Graphic Processing Unit (GPU) is a processor architecture designed from the beginning for efficient and massive parallel execution. According to the increase of graphic rendering complexity,
these chips gained a more general purpose design. GPGPU acronym refers to these new GPU architectures and stands for General Purpose GPU.
The strategy of Professor Amagasa (who suggested this idea) is to execute on GPU, several instances of the same query processing algorithm addressing different data partitions. This is data parallelism
(opposed to task parallelism where one algorithm processes several data in the same time). Although this hardware is called "general purpose", several limitations have to be overcome.
"Stream processing is a computer programming paradigm" [W-STRPROC]. This paradigm was invented to create programs that use a limited form of parallel execution. A stream is a set of data and the stream processing consists in applying one or more hardware instructions to each element of the stream. That kind of parallel execution is limited since there is no control on the way this process is done (synchronization, communication, ...). The series of operations is the same for each data therefore it cannot use any conditional branching which depends on the data value.
Stream S0 | 4 | 18 | 12 | 5 |
---|---|---|---|---|
Operations |
1 m = 10
2 if S0[i] > m
3 S1[i] += 2
4 else
5 S1[i] = 0
|
|||
Stream S1 | 0 | 20 | 14 | 0 |
Stream S0 | 4 | 18 | 12 | 5 |
---|---|---|---|---|
Operations |
1 m = 10
2 if m > 5
3 S1[i] += 2
4 else
5 S1[i] = 0
|
|||
Stream S1 | 6 | 20 | 14 | 7 |
Vector processing is a computer programming paradigm similar to stream processing paradigm. The major difference between vector and stream paradigm is the memory access pattern. Vector processing operators involve a memory read, an execution on an instruction over several data and finally a memory write. Memory access for each single-instruction leads to high bandwidth use.

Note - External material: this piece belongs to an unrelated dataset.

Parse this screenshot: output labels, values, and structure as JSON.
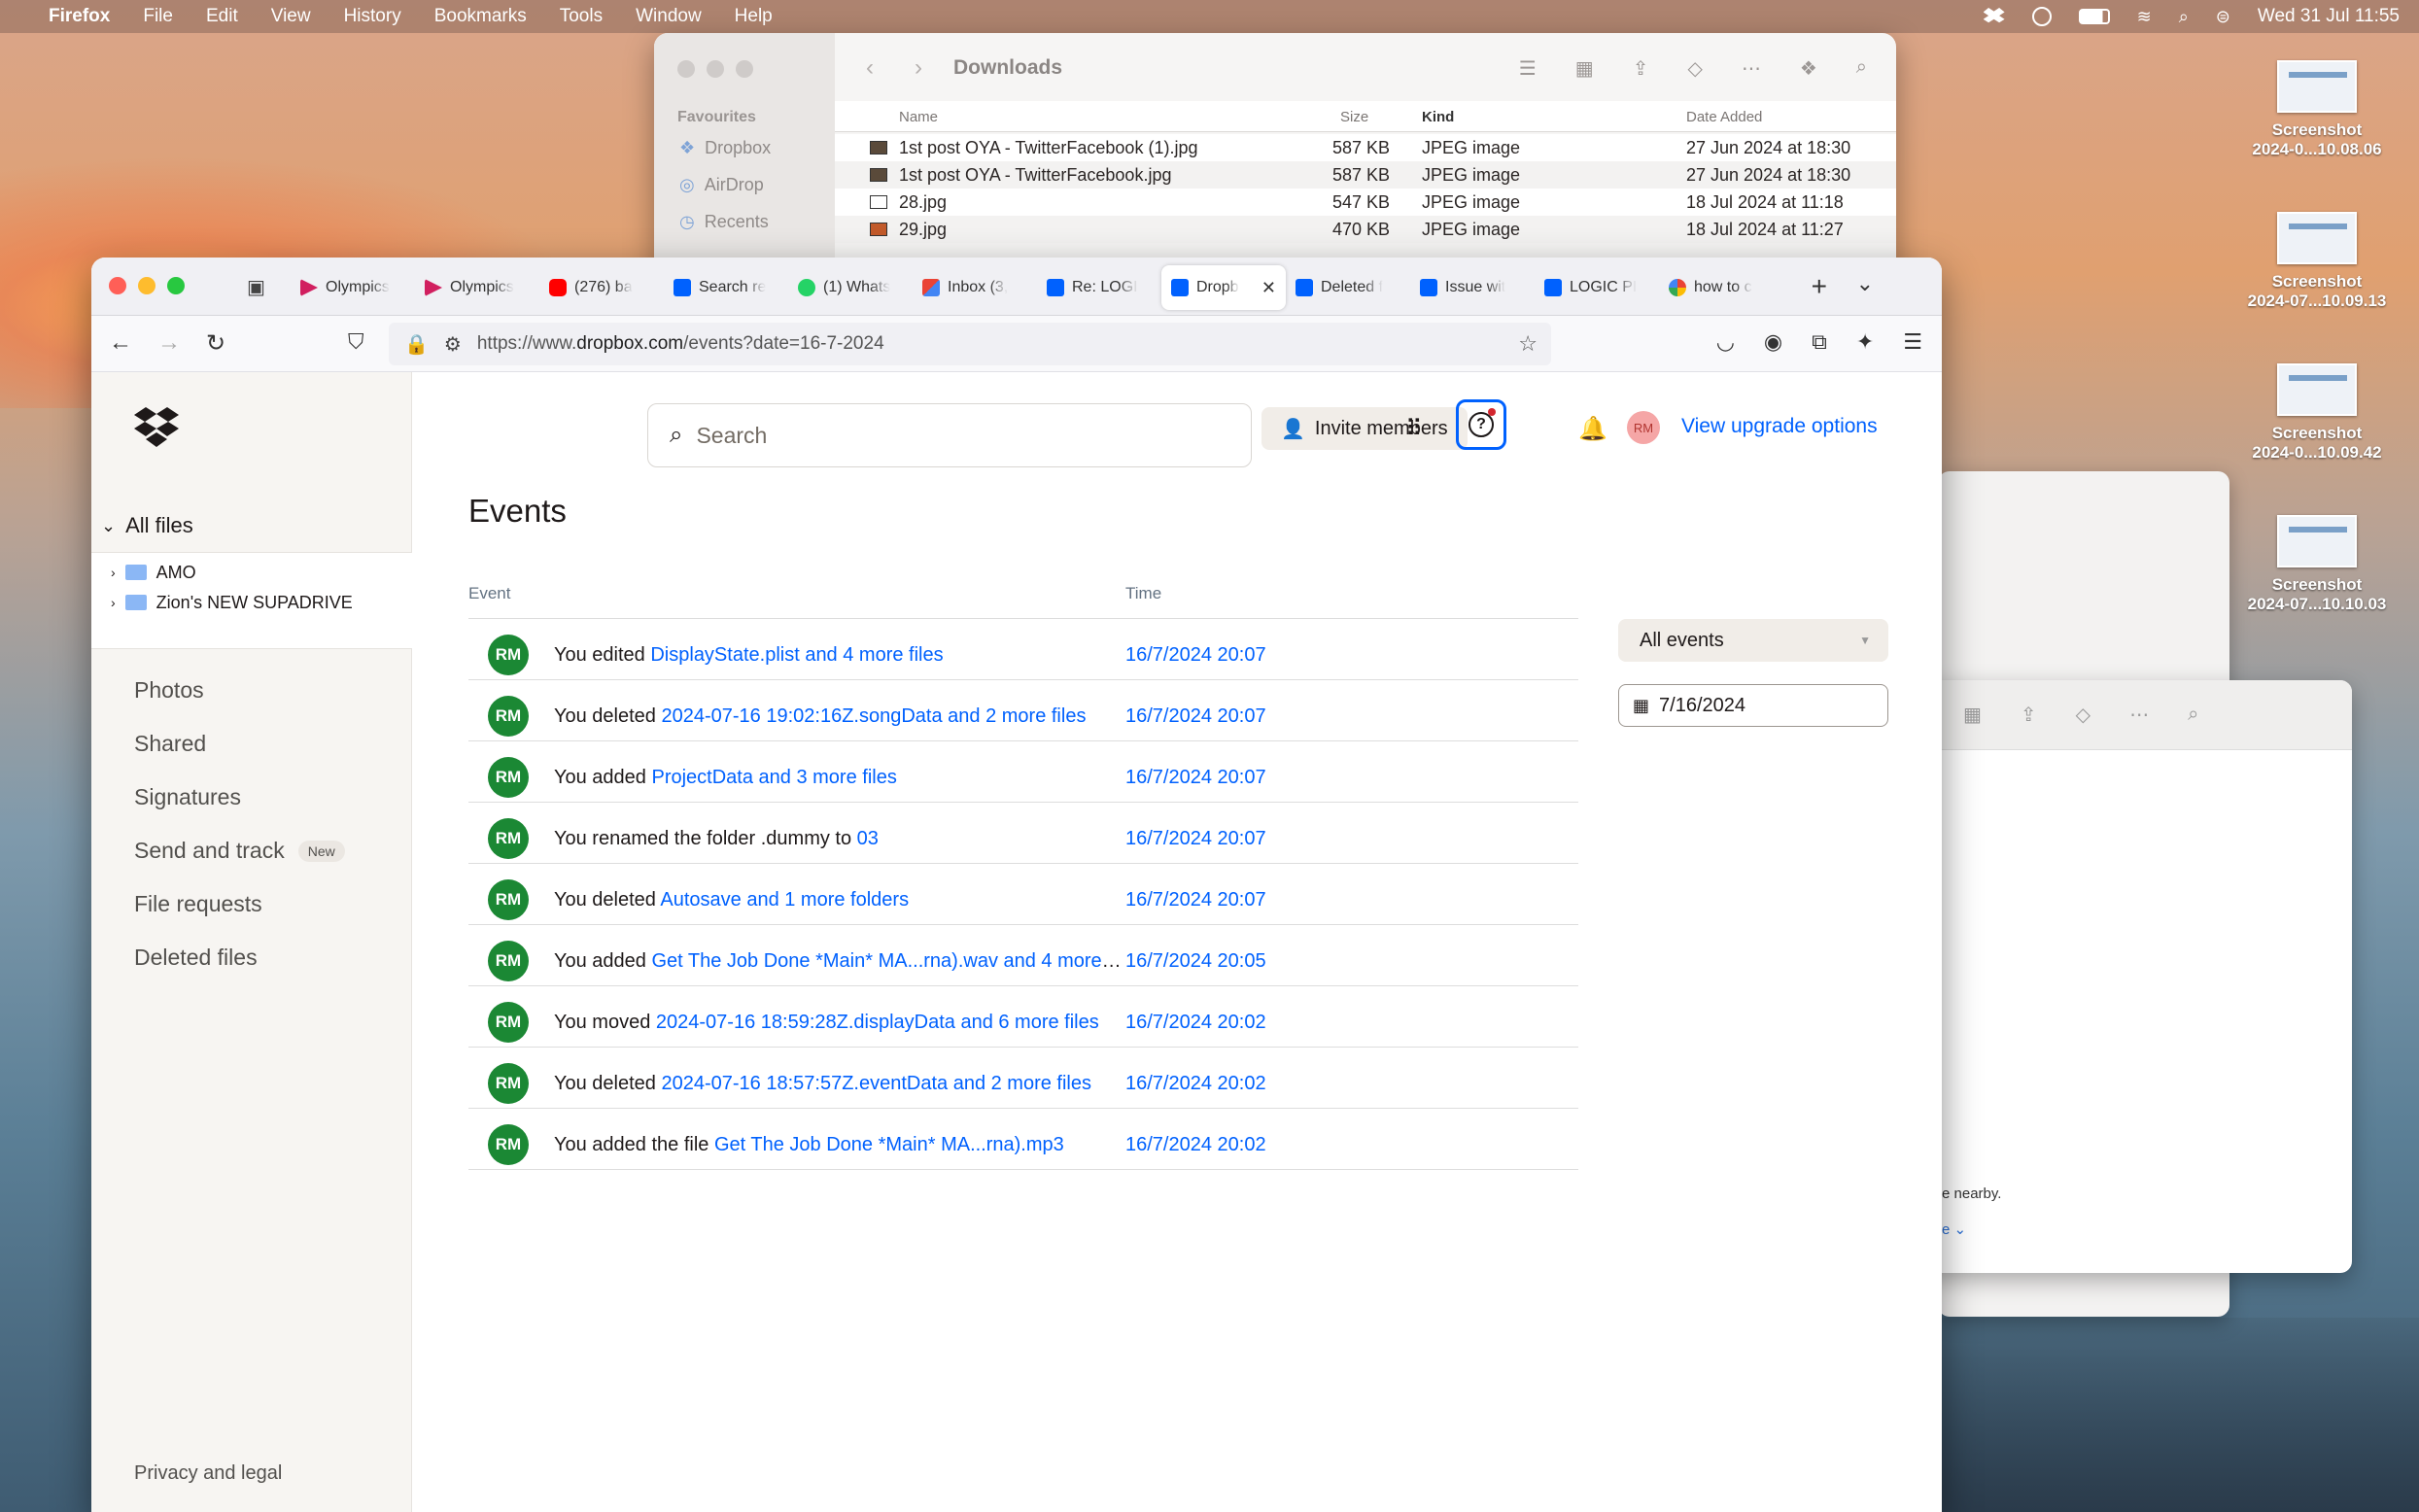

The practical target of this research is to evaluate the opportunity of using GPU as XML query coprocessor for programs dealing with a big amount of XML data.
In comparison with their parallel processing power, GPU are cheaper than most dedicated chips for parallel execution (such as DSP).
Making good use of GPU hardware, because it is still very graphic processing oriented, is a great challenge:
What is the practical purpose of this research?
My long-term plan is to build a hybrid webserver which makes use of CPU and GPU. This solution might be a cheaper alternative to multiprocessor configurations found nowadays. The main advantage of the hybrid solution would be its scalability since current motherboards can host from zero up to four discrete graphic cards (known as 4-way SLI for nVIDIA, 4-way Crossfire for AMD). At low request rate, CPU would handle the whole process and GPU devices would be added progressively while the rate increases.